Contemplo o silêncio equiparado a minha dor. Lembro-me da última vez que torci um dos pés viciados. A velha dor conhecida que surge, de tempos em tempos, no caminhar descompassado.
Fiz uma promessa a mim mesmo naquele dia. Sentir a dor. Não me tornar escravo dela e aceita-la. Caminhei por muito tempo firmando os dois pés no chão, com força. Meus dentes rangiam de dor, a testa arqueava mas meu passo não cessava. Mantinha-se contínuo. Aceite a dor, eu dizia. Mas a cada passo no chão, uma força lacerante gritava não dentro de mim.
Nos últimos meses, envelheci mais do que deveria. Bebi a poção reversa, tomei banhos em águas antigas. Admirei por dias minha dor nas costas, até ela ser a regente de mim. Forçar-me a dizer"desisto", ajoelhar ao chão e confirmar que a agudeza crônica de uma dor não guarda nenhuma beleza.
Ontem meus olhos abriram como fazem todos os dias. A luminária do quarto acesa, estranhamente dando-me mais conforto que a escuridão total. E a senti. Outra dor. A sensação fulminante debaixo da sola de um dos pés. Evitando que eu caminhasse com destreza natural.
Repassei meu dia anterior e nada, exceto força que fiz para retirar um encaixe, justificaria tal dor. Estava, novamente, a mercê de ninguém.
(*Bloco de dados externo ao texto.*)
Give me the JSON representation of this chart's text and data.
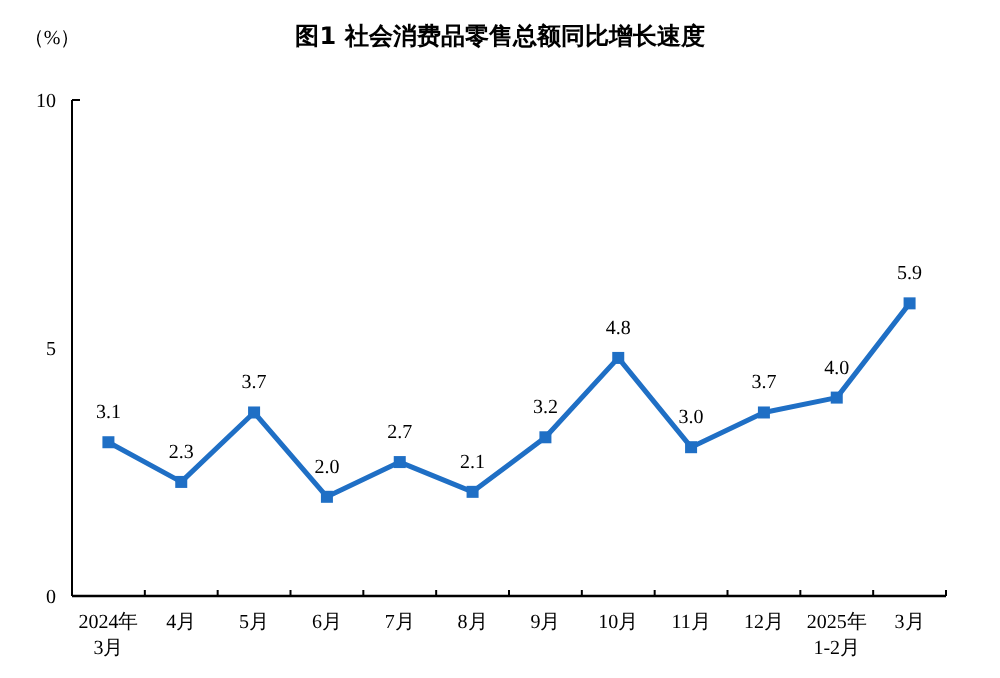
{
  "chart_data": {
    "type": "line",
    "title": "图1  社会消费品零售总额同比增长速度",
    "ylabel": "（%）",
    "categories": [
      "2024年\n3月",
      "4月",
      "5月",
      "6月",
      "7月",
      "8月",
      "9月",
      "10月",
      "11月",
      "12月",
      "2025年\n1-2月",
      "3月"
    ],
    "series": [
      {
        "color": "#1f6fc5",
        "values": [
          3.1,
          2.3,
          3.7,
          2.0,
          2.7,
          2.1,
          3.2,
          4.8,
          3.0,
          3.7,
          4.0,
          5.9
        ],
        "value_labels": [
          "3.1",
          "2.3",
          "3.7",
          "2.0",
          "2.7",
          "2.1",
          "3.2",
          "4.8",
          "3.0",
          "3.7",
          "4.0",
          "5.9"
        ]
      }
    ],
    "ylim": [
      0,
      10
    ],
    "yticks": [
      0,
      5,
      10
    ],
    "grid": false,
    "marker": "square",
    "line_style": "solid"
  }
}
Me transformava na gargalhada no escuro, na zombaria de Deus.
Os poucos passos que dei incitavam meu pé a inclinar-se, tamanha dor. Mesmo com a esperança de uma noite de sono purificadora dessa dor, meus olhos se abriram como fazem todos os dias e a sola de meu equilibrio, mais uma vez, me enganou.
Cada ato bufão de minha dor, cada marca que me compele a uma sensação de desamparo, me aproxima mais da tristeza noturna. Do espaço obscuro onde todos sofrem do mesmo estigma. Muitos longe do silêncio, sussurando a ladainha profunda de quem, para sempre, viverá em abandono.
É quando meus olhos se fecham, fazendo com que a cegueira impeça que ocorra lágrimas furtivas. Lágrimas que não me permito chorar. Não por mim, não pelo homem que sou.
Sento-me na cama de olhos prostrados ao chão como meu maior desafio. Primeiro a perna boa, direita, depois a dolorosa. E levanto. Mantendo-me com os pés abertos, a procura de equilíbrio.
Uma parastesia sobre dos pés até minha garganta, fechando-a em um nó. Prendo a respiração, esmago os dentes um contra os outros, alimento me dessa nova dor. Novamente, ouço a mim mesmo. Enfrente-a, você pode supera-la. Mas cada passo é mais um entalhe cravado. Pulso de dor que me corrói até o estômago.
Retorno a sentar. O silêncio é a unica matéria viva nesse cenário, além de mim. Estou só. Compreendendo da maneira mais fria e dolorosa as palavras indizíveis por nossos pais. Nossa condição é estarmos, apenas, a margem de nós mesmos. Ilhados em um abismo.
Sem pedidos de socorro. Sem ajuda. A mercê de nossas próprias causas, dos punhos que deferimos, do sangue que escorre nos lábios.
Introduzo o ar para os meus pulmões. Cerro as mãos com força, imaginando que elas podem sangrar. Estou sozinho e nada mudará esse fato. E levanto. Os dois pés cravados ao chão. A dor torna-se mais aguda, minha respiração aumenta. E continuo. Por si só prossigo até desistir e me render a ninguém.